A S MUDANÇAS na Lei de Licitações, propostas pelo governo, já aprovadas na Câmara e agora em curso no Senado, nem de longe resolvem o problema das fraudes em concorrências públicas, particularmente as de obras cujo custo atrai grandes empreiteiras. Se o governo Lula tinha também o propósito de reduzir a imoralidade das concorrências, e não só o de agilizá-las para o seu Programa de Aceleração do Crescimento, precisaria ter estudado mais o assunto, pesquisar os truques da corrupção para restringi-los, de fato.
No boletim que publica como matéria paga, o "Janela" já está no 13º ano e na edição 683, o SindusCon, sindicato das empresas de construção de São Paulo, cobra dos senadores algumas "correções" no projeto, "sob pena de o Estado ficar legalmente impedido de contratar os melhores bens e serviços pelo melhor preço". Não se trata aqui de discutir as intenções do SindusCon, sejam quais forem, mas de fazer algumas observações, forçosamente ligeiras, sobre "correções" que deseja.
Uma delas é a exclusão do exame de preço como primeira etapa da concorrência, para depois ser verificada a habilitação técnica da empresa que propôs o melhor preço. Tal ordem, segundo o SindusCon, "abre o risco de contratação de empresas sem condições de executar a obra ou que a abandone pela metade". O argumento não é verdadeiro. O início da concorrência pela constatação do melhor preço não exclui, no projeto que o Senado examina, a verificação posterior da habilitação técnica. Se nessa segunda etapa o proponente do melhor preço não for aprovado, o segundo melhor preço entra em pauta, para exame de sua habilitação.
A vigente precedência do exame técnico tem sido importante para a longeva fraudulência nas licitações. De saída, pela margem que oferece para já no edital ser dirigido o resultado. Aqui mesmo revelou-se, na série de concorrências desmascaradas, o truque de um mínimo quesito intrometido em longo e complexo edital: para a aprovação técnica, era necessário ter a experiência de colocação de 20 mil m2 de piso de granito. Quem sabe colocar um metro quadrado está apto a fazê-lo em qualquer dimensão. Mas, como foi mostrado aqui, era o quesito quase imperceptível que decidia a concorrência: só a construtora Andrade Gutierrez tinha os 20 mil m2 para exibir, na construção do novo aeroporto de Belo Horizonte. A revelação levou a anularem aquela concorrência, mas as artimanhas de editais não se extinguiram ali.

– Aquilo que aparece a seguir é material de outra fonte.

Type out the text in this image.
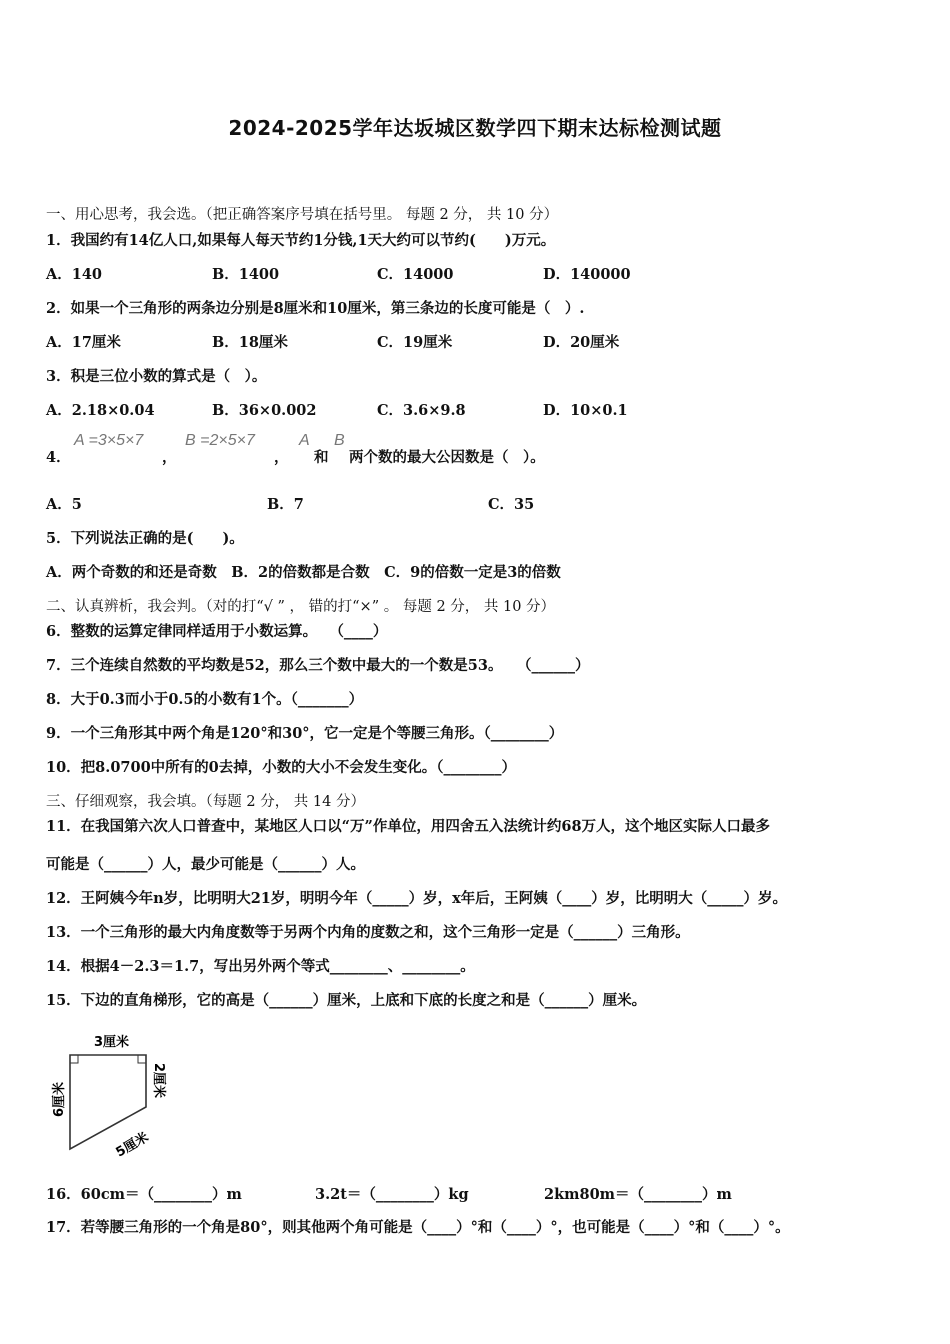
2024-2025学年达坂城区数学四下期末达标检测试题
一、用心思考，我会选。（把正确答案序号填在括号里。 每题 2 分， 共 10 分）
1．我国约有14亿人口,如果每人每天节约1分钱,1天大约可以节约(　　)万元。
A．140	B．1400	C．14000	D．140000
2．如果一个三角形的两条边分别是8厘米和10厘米，第三条边的长度可能是（　）.
A．17厘米	B．18厘米	C．19厘米	D．20厘米
3．积是三位小数的算式是（　）。
A．2.18×0.04	B．36×0.002	C．3.6×9.8	D．10×0.1
4．
A =3×5×7
，
B =2×5×7
，
A
和
B
两个数的最大公因数是（　）。
A．5	B．7	C．35
5．下列说法正确的是(　　)。
A．两个奇数的和还是奇数　B．2的倍数都是合数　C．9的倍数一定是3的倍数
二、认真辨析，我会判。（对的打“√ ” ， 错的打“×” 。 每题 2 分， 共 10 分）
6．整数的运算定律同样适用于小数运算。　 （____）
7．三个连续自然数的平均数是52，那么三个数中最大的一个数是53。　　（______）
8．大于0.3而小于0.5的小数有1个。（_______）
9．一个三角形其中两个角是120°和30°，它一定是个等腰三角形。（________）
10．把8.0700中所有的0去掉，小数的大小不会发生变化。（________）
三、仔细观察，我会填。（每题 2 分， 共 14 分）
11．在我国第六次人口普查中，某地区人口以“万”作单位，用四舍五入法统计约68万人，这个地区实际人口最多
可能是（______）人，最少可能是（______）人。
12．王阿姨今年n岁，比明明大21岁，明明今年（_____）岁，x年后，王阿姨（____）岁，比明明大（_____）岁。
13．一个三角形的最大内角度数等于另两个内角的度数之和，这个三角形一定是（______）三角形。
14．根据4－2.3＝1.7，写出另外两个等式________、________。
15．下边的直角梯形，它的高是（______）厘米，上底和下底的长度之和是（______）厘米。
3厘米
6厘米
2厘米
5厘米
16．60cm＝（________）m	3.2t＝（________）kg	2km80m＝（________）m
17．若等腰三角形的一个角是80°，则其他两个角可能是（____）°和（____）°，也可能是（____）°和（____）°。
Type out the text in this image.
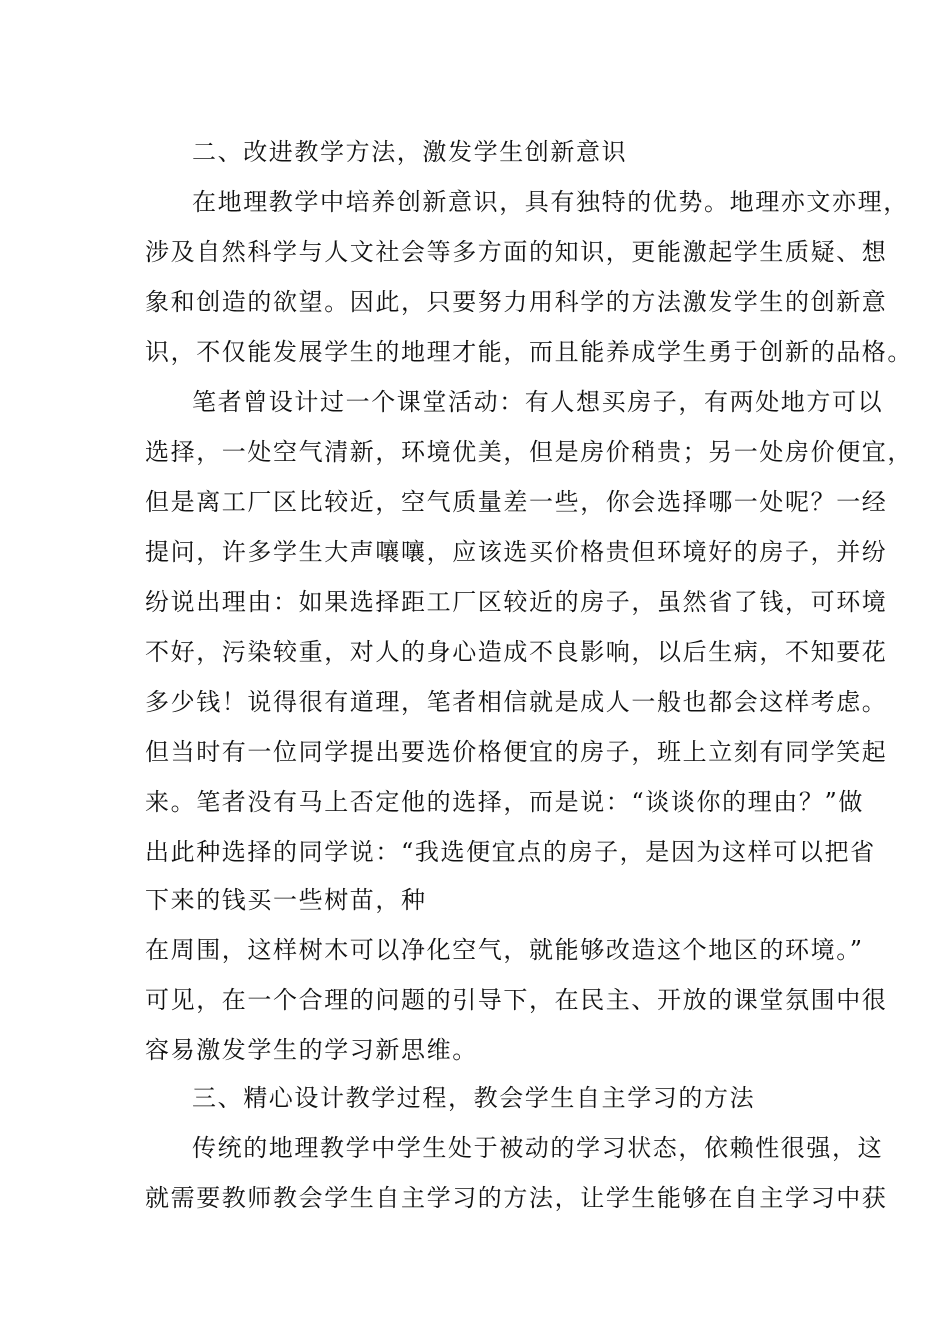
二、改进教学方法，激发学生创新意识
在地理教学中培养创新意识，具有独特的优势。地理亦文亦理，
涉及自然科学与人文社会等多方面的知识，更能激起学生质疑、想
象和创造的欲望。因此，只要努力用科学的方法激发学生的创新意
识，不仅能发展学生的地理才能，而且能养成学生勇于创新的品格。
笔者曾设计过一个课堂活动：有人想买房子，有两处地方可以
选择，一处空气清新，环境优美，但是房价稍贵；另一处房价便宜，
但是离工厂区比较近，空气质量差一些，你会选择哪一处呢？一经
提问，许多学生大声嚷嚷，应该选买价格贵但环境好的房子，并纷
纷说出理由：如果选择距工厂区较近的房子，虽然省了钱，可环境
不好，污染较重，对人的身心造成不良影响，以后生病，不知要花
多少钱！说得很有道理，笔者相信就是成人一般也都会这样考虑。
但当时有一位同学提出要选价格便宜的房子，班上立刻有同学笑起
来。笔者没有马上否定他的选择，而是说：“谈谈你的理由？”做
出此种选择的同学说：“我选便宜点的房子，是因为这样可以把省
下来的钱买一些树苗，种
在周围，这样树木可以净化空气，就能够改造这个地区的环境。”
可见，在一个合理的问题的引导下，在民主、开放的课堂氛围中很
容易激发学生的学习新思维。
三、精心设计教学过程，教会学生自主学习的方法
传统的地理教学中学生处于被动的学习状态，依赖性很强，这
就需要教师教会学生自主学习的方法，让学生能够在自主学习中获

Depois de truques como aquele, o preço pode ter a altura que tiver, porque os demais candidatos já estão eliminados. Outro fator contrário à precedência do exame técnico é facilitar a dúvida, a priori, sobre os que exponham menos exuberância técnica, embora suficiente. Mesmo que seu preço seja melhor e a habilitação atenda ao exigido, a grandiosidade, o prestígio e a força política do outro concorrente facilitam a deformação do resultado.

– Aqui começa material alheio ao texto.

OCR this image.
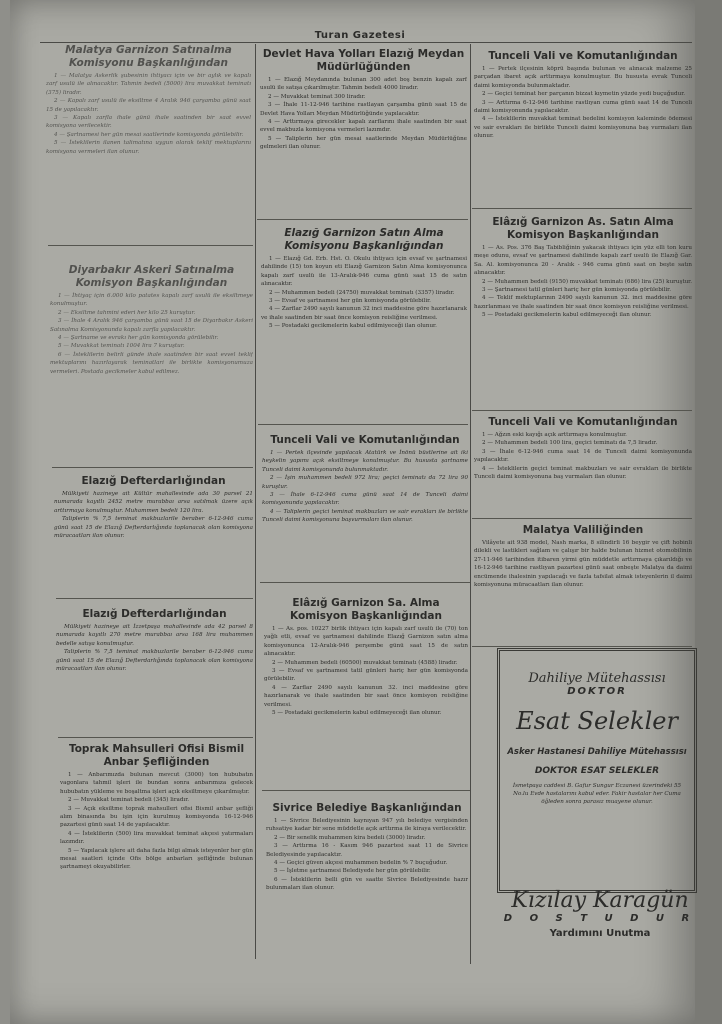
Turan Gazetesi
Malatya Garnizon Satınalma Komisyonu Başkanlığından

1 — Malatya Askerlik şubesinin ihtiyacı için ve bir aylık ve kapalı zarf usulü ile alınacaktır. Tahmin bedeli (5000) lira muvakkat teminatı (375) liradır.

2 — Kapalı zarf usulü ile eksiltme 4 Aralık 946 çarşamba günü saat 15 de yapılacaktır.

3 — Kapalı zarfla ihale günü ihale saatinden bir saat evvel komisyona verilecektir.

4 — Şartnamesi her gün mesai saatlerinde komisyonda görülebilir.

5 — İsteklilerin ilanen talimatına uygun olarak teklif mektuplarını komisyona vermeleri ilan olunur.

Diyarbakır Askeri Satınalma Komisyon Başkanlığından

1 — İhtiyaç için 6.000 kilo patates kapalı zarf usulü ile eksiltmeye konulmuştur.

2 — Eksiltme tahmini ederi her kilo 25 kuruştur.

3 — İhale 4 Aralık 946 çarşamba günü saat 15 de Diyarbakır Askeri Satınalma Komisyonunda kapalı zarfla yapılacaktır.

4 — Şartname ve evrakı her gün komisyonda görülebilir.

5 — Muvakkat teminatı 1004 lira 7 kuruştur.

6 — İsteklilerin belirli günde ihale saatinden bir saat evvel teklif mektuplarını hazırlayarak teminatlari ile birlikte komisyonumuza vermeleri. Postada gecikmeler kabul edilmez.

Elazığ Defterdarlığından

Mülkiyeti hazineye ait Kültür mahallesinde ada 30 parsel 21 numarada kayıtlı 2452 metre murabbaı arsa satılmak üzere açık arttırmaya konulmuştur. Muhammen bedeli 120 lira.

Taliplerin % 7,5 teminat makbuzlarile beraber 6-12-946 cuma günü saat 15 de Elazığ Defterdarlığında toplanacak olan komisyona müracaatları ilan olunur.

Elazığ Defterdarlığından

Mülkiyeti hazineye ait İzzetpaşa mahallesinde ada 42 parsel 8 numarada kayıtlı 270 metre murabbaı arsa 168 lira muhammen bedelle satışa konulmuştur.

Taliplerin % 7,5 teminat makbuzlarile beraber 6-12-946 cuma günü saat 15 de Elazığ Defterdarlığında toplanacak olan komisyona müracaatları ilan olunur.

Toprak Mahsulleri Ofisi Bismil Anbar Şefliğinden

1 — Anbarımızda bulunan mevcut (3000) ton hububatın vagonlara tahmil işleri ile bundan sonra anbarımıza gelecek hububatın yükleme ve boşaltma işleri açık eksiltmeye çıkarılmıştır.

2 — Muvakkat teminat bedeli (345) liradır.

3 — Açık eksiltme toprak mahsulleri ofisi Bismil anbar şefliği alım binasında bu işin için kurulmuş komisyonda 16-12-946 pazartesi günü saat 14 de yapılacaktır.

4 — İsteklilerin (500) lira muvakkat teminat akçesi yatırmaları lazımdır.

5 — Yapılacak işlere ait daha fazla bilgi almak isteyenler her gün mesai saatleri içinde Ofis bölge anbarları şefliğinde bulunan şartnameyi okuyabilirler.

Devlet Hava Yolları Elazığ Meydan Müdürlüğünden

1 — Elazığ Meydanında bulunan 300 adet boş benzin kapalı zarf usulü ile satışa çıkarılmıştır. Tahmin bedeli 4000 liradır.

2 — Muvakkat teminat 300 liradır.

3 — İhale 11-12-946 tarihine rastlayan çarşamba günü saat 15 de Devlet Hava Yolları Meydan Müdürlüğünde yapılacaktır.

4 — Arttırmaya girecekler kapalı zarflarını ihale saatinden bir saat evvel makbuzla komisyona vermeleri lazımdır.

5 — Taliplerin her gün mesai saatlerinde Meydan Müdürlüğüne gelmeleri ilan olunur.

Elazığ Garnizon Satın Alma Komisyonu Başkanlığından

1 — Elazığ Gd. Erb. Hst. O. Okulu ihtiyacı için evsaf ve şartnamesi dahilinde (15) ton koyun eti Elazığ Garnizon Satın Alma komisyonunca kapalı zarf usulü ile 13-Aralık-946 cuma günü saat 15 de satın alınacaktır.

2 — Muhammen bedeli (24750) muvakkat teminatı (3357) liradır.

3 — Evsaf ve şartnamesi her gün komisyonda görülebilir.

4 — Zarflar 2490 sayılı kanunun 32 inci maddesine göre hazırlanarak ve ihale saatinden bir saat önce komisyon reisliğine verilmesi.

5 — Postadaki gecikmelerin kabul edilmiyeceği ilan olunur.

Tunceli Vali ve Komutanlığından

1 — Pertek ilçesinde yapılacak Atatürk ve İnönü büstlerine ait iki heykelin yapımı açık eksiltmeye konulmuştur. Bu hususta şartname Tunceli daimi komisyonunda bulunmaktadır.

2 — İşin muhammen bedeli 972 lira; geçici teminatı da 72 lira 90 kuruştur.

3 — İhale 6-12-946 cuma günü saat 14 de Tunceli daimi komisyonunda yapılacaktır.

4 — Taliplerin geçici teminat makbuzları ve sair evrakları ile birlikte Tunceli daimi komisyonuna başvurmaları ilan olunur.

Elâzığ Garnizon Sa. Alma Komisyon Başkanlığından

1 — As. pos. 10227 birlik ihtiyacı için kapalı zarf usulü ile (70) ton yağlı etli, evsaf ve şartnamesi dahilinde Elazığ Garnizon satın alma komisyonunca 12-Aralık-946 perşembe günü saat 15 de satın alınacaktır.

2 — Muhammen bedeli (60500) muvakkat teminatı (4588) liradır.

3 — Evsaf ve şartnamesi tatil günleri hariç her gün komisyonda görülebilir.

4 — Zarflar 2490 sayılı kanunun 32. inci maddesine göre hazırlanarak ve ihale saatinden bir saat önce komisyon reisliğine verilmesi.

5 — Postadaki gecikmelerin kabul edilmeyeceği ilan olunur.

Sivrice Belediye Başkanlığından

1 — Sivrice Belediyesinin kaynıyan 947 yılı belediye vergisinden ruhsatiye kadar bir sene müddetle açık arttırma ile kiraya verilecektir.

2 — Bir senelik muhammen kira bedeli (3000) liradır.

3 — Arttırma 16 - Kasım 946 pazartesi saat 11 de Sivrice Belediyesinde yapılacaktır.

4 — Geçici güven akçesi muhammen bedelin % 7 buçuğudur.

5 — İşletme şartnamesi Belediyede her gün görülebilir.

6 — İsteklilerin belli gün ve saatte Sivrice Belediyesinde hazır bulunmaları ilan olunur.

Tunceli Vali ve Komutanlığından

1 — Pertek ilçesinin köprü başında bulunan ve alınacak malzeme 25 parçadan ibaret açık arttırmaya konulmuştur. Bu hususta evrak Tunceli daimi komisyonda bulunmaktadır.

2 — Geçici teminat her parçanın bizzat kıymetin yüzde yedi buçuğudur.

3 — Arttırma 6-12-946 tarihine rastlıyan cuma günü saat 14 de Tunceli daimi komisyonunda yapılacaktır.

4 — İsteklilerin muvakkat teminat bedelini komisyon kaleminde ödemesi ve sair evrakları ile birlikte Tunceli daimi komisyonuna baş vurmaları ilan olunur.

Elâzığ Garnizon As. Satın Alma Komisyon Başkanlığından

1 — As. Pos. 376 Baş Tabibliğinin yakacak ihtiyacı için yüz elli ton kuru meşe odunu, evsaf ve şartnamesi dahilinde kapalı zarf usulü ile Elazığ Gar. Sa. Al. komisyonunca 20 - Aralık - 946 cuma günü saat on beşte satın alınacaktır.

2 — Muhammen bedeli (9150) muvakkat teminatı (686) lira (25) kuruştur.

3 — Şartnamesi tatil günleri hariç her gün komisyonda görülebilir.

4 — Teklif mektuplarının 2490 sayılı kanunun 32. inci maddesine göre hazırlanması ve ihale saatinden bir saat önce komisyon reisliğine verilmesi.

5 — Postadaki gecikmelerin kabul edilmeyeceği ilan olunur.

Tunceli Vali ve Komutanlığından

1 — Ağzın eski kayığı açık arttırmaya konulmuştur.

2 — Muhammen bedeli 100 lira, geçici teminatı da 7,5 liradır.

3 — İhale 6-12-946 cuma saat 14 de Tunceli daimi komisyonunda yapılacaktır.

4 — İsteklilerin geçici teminat makbuzları ve sair evrakları ile birlikte Tunceli daimi komisyonuna baş vurmaları ilan olunur.

Malatya Valiliğinden

Vilâyete ait 938 model, Nash marka, 8 silindirli 16 beygir ve çift hobinli dilekli ve lastikleri sağlam ve çalışır bir halde bulunan hizmet otomobilinin 27-11-946 tarihinden itibaren yirmi gün müddetle arttırmaya çıkarıldığı ve 16-12-946 tarihine rastlıyan pazartesi günü saat onbeşte Malatya da daimi encümende ihalesinin yapılacağı ve fazla tafsilat almak isteyenlerin il daimi komisyonuna müracaatları ilan olunur.

Dahiliye Mütehassısı
DOKTOR
Esat Selekler
Asker Hastanesi Dahiliye Mütehassısı
DOKTOR ESAT SELEKLER
İsmetpaşa caddesi B. Gafur Sungur Eczanesi üzerindeki 55 No.lu Evde hastalarını kabul eder. Fakir hastalar her Cuma öğleden sonra parasız muayene olunur.
Kızılay Karagün
D O S T U D U R
Yardımını Unutma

Em sentido oposto, o SindusCom argumenta que, se primeiro for feita a escolha a empresa com o melhor preço, "muitos administradores públicos se sentirão constrangidos a inabilitá-la, caso ela não atenda a todas as demais exigências". Só se esses administradores públicos estiverem dispostos a ver-se denunciados e a enfrentar processos criminais por prevaricação ou improbidade.

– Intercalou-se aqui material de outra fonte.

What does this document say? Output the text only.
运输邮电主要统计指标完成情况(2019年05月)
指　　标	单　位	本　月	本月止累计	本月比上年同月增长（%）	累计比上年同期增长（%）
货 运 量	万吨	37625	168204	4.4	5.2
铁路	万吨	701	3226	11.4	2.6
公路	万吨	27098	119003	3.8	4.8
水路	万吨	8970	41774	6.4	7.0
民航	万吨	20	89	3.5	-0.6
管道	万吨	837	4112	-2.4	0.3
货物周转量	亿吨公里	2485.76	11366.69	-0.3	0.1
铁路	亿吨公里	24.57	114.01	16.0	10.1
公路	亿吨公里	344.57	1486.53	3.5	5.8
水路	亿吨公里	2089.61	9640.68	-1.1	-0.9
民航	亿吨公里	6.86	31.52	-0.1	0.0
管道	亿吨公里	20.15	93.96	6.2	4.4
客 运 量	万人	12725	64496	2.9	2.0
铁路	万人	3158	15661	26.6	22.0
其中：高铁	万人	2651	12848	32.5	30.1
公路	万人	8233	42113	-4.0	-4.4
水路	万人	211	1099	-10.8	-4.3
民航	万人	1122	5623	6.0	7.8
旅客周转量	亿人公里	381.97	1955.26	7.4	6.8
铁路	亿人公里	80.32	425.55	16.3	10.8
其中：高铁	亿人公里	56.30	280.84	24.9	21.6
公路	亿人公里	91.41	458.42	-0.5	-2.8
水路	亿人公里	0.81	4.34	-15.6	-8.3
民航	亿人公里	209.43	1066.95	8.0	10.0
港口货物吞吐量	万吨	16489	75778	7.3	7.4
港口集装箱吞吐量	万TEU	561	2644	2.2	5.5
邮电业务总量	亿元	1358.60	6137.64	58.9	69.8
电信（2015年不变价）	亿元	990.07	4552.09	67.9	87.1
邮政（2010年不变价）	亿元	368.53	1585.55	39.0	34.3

Por fim, apesar de haver muito mais a ser considerado e dito, a evidência é que a atual modalidade deu e dá margem a crimes sem fim, sob o nome de concorrência pública. Quem se impressiona com os feitos da Gautama não faz idéia, ainda bem, do quanto são pouco expressivos no conjunto da obra desta e outras empreiteiras. E governos.